The therapy has also been assessed in the treatment of amyotrophic lateral sclerosis (ALS), in which a phase 2b clinical trial, dubbed PENNANT, was recently halted due to recommendation by the study’s independent data and safety monitoring board. Specifically, a concern related to pneumonia was cited, as it occurred at a rate higher than that of the placebo group. Due to the consequences of pneumonia for the ALS patient population, the company noted that it agreed to permanently halt the trial in the interest of patient safety.

"Mallinckrodt's primary focus is on the safety of patients and, while ALS patients are among those most in need of new therapies and treatment options, we believe this is the right decision. It is critical to stress, however, that these findings do not impact the current positive benefit/risk profile of Acthar for use in current on-label indications," Romano said in a statement in July.2

Notably, Mallinckrodt stated that there would be no effect on other ongoing trials of its repository corticotropin injection formulation, as the company is “committed to responsible and ethical scientific exploration” aimed at treating critical conditions. Thus far, the company has invested upwards of $500M to the development of the Acthar Gel.

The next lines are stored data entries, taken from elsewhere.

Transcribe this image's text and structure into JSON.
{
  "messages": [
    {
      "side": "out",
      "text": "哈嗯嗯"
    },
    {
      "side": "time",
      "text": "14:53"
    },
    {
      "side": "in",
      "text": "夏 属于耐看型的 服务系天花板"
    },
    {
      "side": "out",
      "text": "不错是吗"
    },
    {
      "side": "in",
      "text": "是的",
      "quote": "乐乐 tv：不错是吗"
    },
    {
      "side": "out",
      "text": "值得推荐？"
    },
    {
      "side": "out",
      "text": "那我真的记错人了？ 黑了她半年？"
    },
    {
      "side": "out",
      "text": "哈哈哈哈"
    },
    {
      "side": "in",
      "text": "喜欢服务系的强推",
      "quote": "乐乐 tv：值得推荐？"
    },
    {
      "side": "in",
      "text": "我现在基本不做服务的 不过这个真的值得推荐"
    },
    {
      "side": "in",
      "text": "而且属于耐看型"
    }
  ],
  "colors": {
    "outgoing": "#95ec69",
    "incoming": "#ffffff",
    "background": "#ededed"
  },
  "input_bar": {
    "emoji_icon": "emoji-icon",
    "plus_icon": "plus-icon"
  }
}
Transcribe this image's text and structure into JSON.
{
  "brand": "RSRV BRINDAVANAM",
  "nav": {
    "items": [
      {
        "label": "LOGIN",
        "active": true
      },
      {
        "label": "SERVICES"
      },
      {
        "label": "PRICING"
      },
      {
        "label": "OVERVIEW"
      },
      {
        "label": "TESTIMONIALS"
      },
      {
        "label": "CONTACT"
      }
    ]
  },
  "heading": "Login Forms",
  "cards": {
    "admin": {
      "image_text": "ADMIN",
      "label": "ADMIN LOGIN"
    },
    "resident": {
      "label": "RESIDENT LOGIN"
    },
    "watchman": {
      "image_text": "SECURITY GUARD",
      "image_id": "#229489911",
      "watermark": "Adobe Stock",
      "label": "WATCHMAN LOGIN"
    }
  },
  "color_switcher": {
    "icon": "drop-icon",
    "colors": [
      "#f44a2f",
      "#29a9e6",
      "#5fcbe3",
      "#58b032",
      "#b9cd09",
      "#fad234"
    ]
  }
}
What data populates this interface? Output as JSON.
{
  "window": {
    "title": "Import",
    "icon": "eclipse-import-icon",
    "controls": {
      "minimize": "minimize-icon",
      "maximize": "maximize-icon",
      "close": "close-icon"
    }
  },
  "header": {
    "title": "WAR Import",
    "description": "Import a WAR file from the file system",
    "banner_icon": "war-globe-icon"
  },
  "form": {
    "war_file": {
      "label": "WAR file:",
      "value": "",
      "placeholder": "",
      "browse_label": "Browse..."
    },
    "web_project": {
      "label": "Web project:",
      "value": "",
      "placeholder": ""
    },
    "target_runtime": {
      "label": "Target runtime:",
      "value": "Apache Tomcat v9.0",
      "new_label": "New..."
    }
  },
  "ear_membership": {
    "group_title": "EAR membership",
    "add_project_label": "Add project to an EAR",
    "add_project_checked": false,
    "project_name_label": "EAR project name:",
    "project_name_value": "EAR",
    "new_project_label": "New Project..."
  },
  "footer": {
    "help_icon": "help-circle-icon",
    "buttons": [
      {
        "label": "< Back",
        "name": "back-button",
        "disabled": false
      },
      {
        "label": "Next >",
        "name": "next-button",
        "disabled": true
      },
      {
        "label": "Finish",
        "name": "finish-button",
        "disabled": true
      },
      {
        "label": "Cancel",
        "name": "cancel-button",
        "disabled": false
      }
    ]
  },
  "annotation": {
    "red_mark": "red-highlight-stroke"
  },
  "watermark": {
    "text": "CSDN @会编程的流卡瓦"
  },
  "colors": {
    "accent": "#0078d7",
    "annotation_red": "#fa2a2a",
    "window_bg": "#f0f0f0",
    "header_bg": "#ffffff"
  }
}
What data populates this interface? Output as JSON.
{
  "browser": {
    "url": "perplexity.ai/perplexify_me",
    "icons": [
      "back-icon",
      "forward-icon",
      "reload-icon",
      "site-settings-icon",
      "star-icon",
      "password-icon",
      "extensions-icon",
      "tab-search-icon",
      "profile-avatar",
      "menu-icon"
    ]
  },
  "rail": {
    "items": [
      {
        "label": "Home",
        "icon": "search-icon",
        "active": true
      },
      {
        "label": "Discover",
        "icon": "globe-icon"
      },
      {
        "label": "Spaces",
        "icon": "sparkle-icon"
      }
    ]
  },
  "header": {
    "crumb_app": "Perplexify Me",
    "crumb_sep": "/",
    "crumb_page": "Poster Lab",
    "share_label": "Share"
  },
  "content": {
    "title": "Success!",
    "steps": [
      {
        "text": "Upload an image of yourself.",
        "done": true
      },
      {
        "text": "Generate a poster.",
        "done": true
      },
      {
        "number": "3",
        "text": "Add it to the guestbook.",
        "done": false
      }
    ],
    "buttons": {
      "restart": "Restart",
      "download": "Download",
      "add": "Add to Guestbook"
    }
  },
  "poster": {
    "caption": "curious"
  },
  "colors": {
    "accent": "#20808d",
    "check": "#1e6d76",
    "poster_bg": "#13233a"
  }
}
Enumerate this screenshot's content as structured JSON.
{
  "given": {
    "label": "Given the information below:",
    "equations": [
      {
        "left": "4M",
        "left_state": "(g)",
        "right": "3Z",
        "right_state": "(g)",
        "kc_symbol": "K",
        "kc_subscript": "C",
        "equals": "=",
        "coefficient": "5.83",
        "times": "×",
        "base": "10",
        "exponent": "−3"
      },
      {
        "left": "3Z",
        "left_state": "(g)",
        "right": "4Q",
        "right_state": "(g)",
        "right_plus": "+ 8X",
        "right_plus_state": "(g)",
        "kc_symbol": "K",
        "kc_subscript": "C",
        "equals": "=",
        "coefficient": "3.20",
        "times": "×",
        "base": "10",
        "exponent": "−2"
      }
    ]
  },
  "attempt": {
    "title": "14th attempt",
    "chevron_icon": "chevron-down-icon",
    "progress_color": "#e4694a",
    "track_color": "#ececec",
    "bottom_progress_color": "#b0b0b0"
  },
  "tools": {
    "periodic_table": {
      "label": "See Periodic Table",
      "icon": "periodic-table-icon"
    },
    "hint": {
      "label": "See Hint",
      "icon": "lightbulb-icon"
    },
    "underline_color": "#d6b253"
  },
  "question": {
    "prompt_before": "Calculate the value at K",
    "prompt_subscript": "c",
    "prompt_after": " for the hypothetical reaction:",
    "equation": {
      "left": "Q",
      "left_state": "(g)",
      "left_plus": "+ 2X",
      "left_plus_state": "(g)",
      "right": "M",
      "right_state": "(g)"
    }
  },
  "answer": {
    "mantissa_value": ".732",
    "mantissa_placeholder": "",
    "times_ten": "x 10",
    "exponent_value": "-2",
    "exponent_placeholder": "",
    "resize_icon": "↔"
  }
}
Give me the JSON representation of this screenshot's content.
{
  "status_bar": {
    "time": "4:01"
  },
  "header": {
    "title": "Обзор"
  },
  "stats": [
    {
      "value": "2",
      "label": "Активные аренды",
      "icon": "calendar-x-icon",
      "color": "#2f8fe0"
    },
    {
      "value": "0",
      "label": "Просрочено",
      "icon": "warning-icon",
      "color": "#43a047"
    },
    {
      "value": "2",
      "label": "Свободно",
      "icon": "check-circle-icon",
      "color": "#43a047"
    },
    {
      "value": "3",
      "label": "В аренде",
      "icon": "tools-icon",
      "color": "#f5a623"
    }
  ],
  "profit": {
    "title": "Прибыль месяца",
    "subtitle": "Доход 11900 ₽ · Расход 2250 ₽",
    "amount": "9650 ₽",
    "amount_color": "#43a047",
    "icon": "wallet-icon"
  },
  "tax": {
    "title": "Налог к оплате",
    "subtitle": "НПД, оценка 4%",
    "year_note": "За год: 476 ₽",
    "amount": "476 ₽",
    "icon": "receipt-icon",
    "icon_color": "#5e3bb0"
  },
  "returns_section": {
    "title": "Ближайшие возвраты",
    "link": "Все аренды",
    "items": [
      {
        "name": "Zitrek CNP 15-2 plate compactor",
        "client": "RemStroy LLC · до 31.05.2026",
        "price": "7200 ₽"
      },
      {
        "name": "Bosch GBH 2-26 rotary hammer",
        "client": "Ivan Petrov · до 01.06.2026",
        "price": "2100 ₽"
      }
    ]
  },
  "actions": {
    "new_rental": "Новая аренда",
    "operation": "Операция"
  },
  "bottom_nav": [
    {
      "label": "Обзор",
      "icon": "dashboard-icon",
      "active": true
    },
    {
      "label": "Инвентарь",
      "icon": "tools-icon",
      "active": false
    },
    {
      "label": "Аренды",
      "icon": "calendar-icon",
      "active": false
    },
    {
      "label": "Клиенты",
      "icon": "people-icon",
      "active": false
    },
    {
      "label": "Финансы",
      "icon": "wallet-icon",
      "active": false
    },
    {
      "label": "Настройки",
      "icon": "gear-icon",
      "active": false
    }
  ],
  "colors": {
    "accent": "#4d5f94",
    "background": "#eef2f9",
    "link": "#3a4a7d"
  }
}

1. Mallinckrodt Announces Positive Top-Line Findings from its Observational Registry Assessing Relapse Recovery in Multiple Sclerosis Relapse Patients Treated with Acthar® Gel (Repository Corticotropin Injection) [press release]. Staines-Upon-Thames, UK: Mallinckrodt; Published October 1, 2019. Accessed October 3, 2019.

2. Mallinckrodt Halts Phase 2B Trial Investigating the Use of Acthar® Gel (Repository Corticotropin Injection) in Amyotrophic Lateral Sclerosis (ALS) [press release]. Staines-Upon-Thames, UK: Mallinckrodt; Published July 16, 2019. Accessed October 3, 2019.